If you go back over these points, you will see that we have found a large number of differences between the flowering plants and the pines. Of these, the most important are the points (5) and (6), which alone would be enough to make us place the pines and flowering plants in separate families, though point (4) is also very important. We find, however, that the pines are more like the flowering plants than are any of the other families, so that they are the nearest relatives the flowering plants have, even though they are rather far-away ones.
PLATE III.
TREE FERNS, SHOWING THEIR TALL THICK TRUNKS AND LARGE LEAVES, WITH SMALLER FERNS GROWING BENEATH THEM
CHAPTER XXV.
FERNS AND THEIR RELATIVES
Perhaps there is no family of plants so easy to recognise as the ferns. It is nearly always a simple matter to know whether or not a plant is a fern, for although there are hundreds of different kinds, they all have the family characters plainly marked.
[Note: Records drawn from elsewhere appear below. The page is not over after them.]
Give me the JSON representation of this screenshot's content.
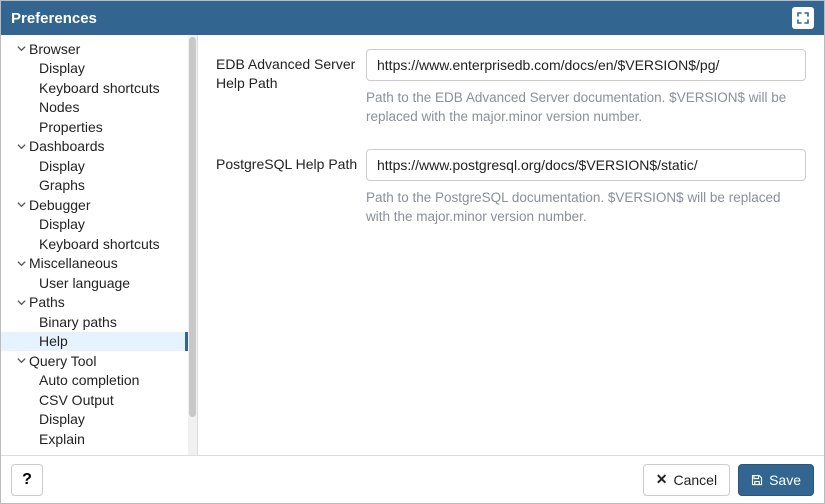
{
  "title": "Preferences",
  "sidebar": {
    "items": [
      {
        "label": "Browser",
        "expandable": true
      },
      {
        "label": "Display",
        "child": true
      },
      {
        "label": "Keyboard shortcuts",
        "child": true
      },
      {
        "label": "Nodes",
        "child": true
      },
      {
        "label": "Properties",
        "child": true
      },
      {
        "label": "Dashboards",
        "expandable": true
      },
      {
        "label": "Display",
        "child": true
      },
      {
        "label": "Graphs",
        "child": true
      },
      {
        "label": "Debugger",
        "expandable": true
      },
      {
        "label": "Display",
        "child": true
      },
      {
        "label": "Keyboard shortcuts",
        "child": true
      },
      {
        "label": "Miscellaneous",
        "expandable": true
      },
      {
        "label": "User language",
        "child": true
      },
      {
        "label": "Paths",
        "expandable": true
      },
      {
        "label": "Binary paths",
        "child": true
      },
      {
        "label": "Help",
        "child": true,
        "selected": true
      },
      {
        "label": "Query Tool",
        "expandable": true
      },
      {
        "label": "Auto completion",
        "child": true
      },
      {
        "label": "CSV Output",
        "child": true
      },
      {
        "label": "Display",
        "child": true
      },
      {
        "label": "Explain",
        "child": true
      }
    ]
  },
  "fields": {
    "edb": {
      "label": "EDB Advanced Server Help Path",
      "value": "https://www.enterprisedb.com/docs/en/$VERSION$/pg/",
      "help": "Path to the EDB Advanced Server documentation. $VERSION$ will be replaced with the major.minor version number."
    },
    "pg": {
      "label": "PostgreSQL Help Path",
      "value": "https://www.postgresql.org/docs/$VERSION$/static/",
      "help": "Path to the PostgreSQL documentation. $VERSION$ will be replaced with the major.minor version number."
    }
  },
  "footer": {
    "help": "?",
    "cancel": "Cancel",
    "save": "Save"
  }
}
We have not very many ferns growing commonly in England, for they generally require a moister air than is usual in this country. By far the commonest is the bracken, which grows in all parts of the country, and sometimes in very large masses (see Plate I.). Some people separate the bracken fern from the others, and speak of “bracken” and “true ferns,” but this is not at all correct, for the bracken is just as much a true fern as the others, only as it is so much commoner, people are apt to value it less.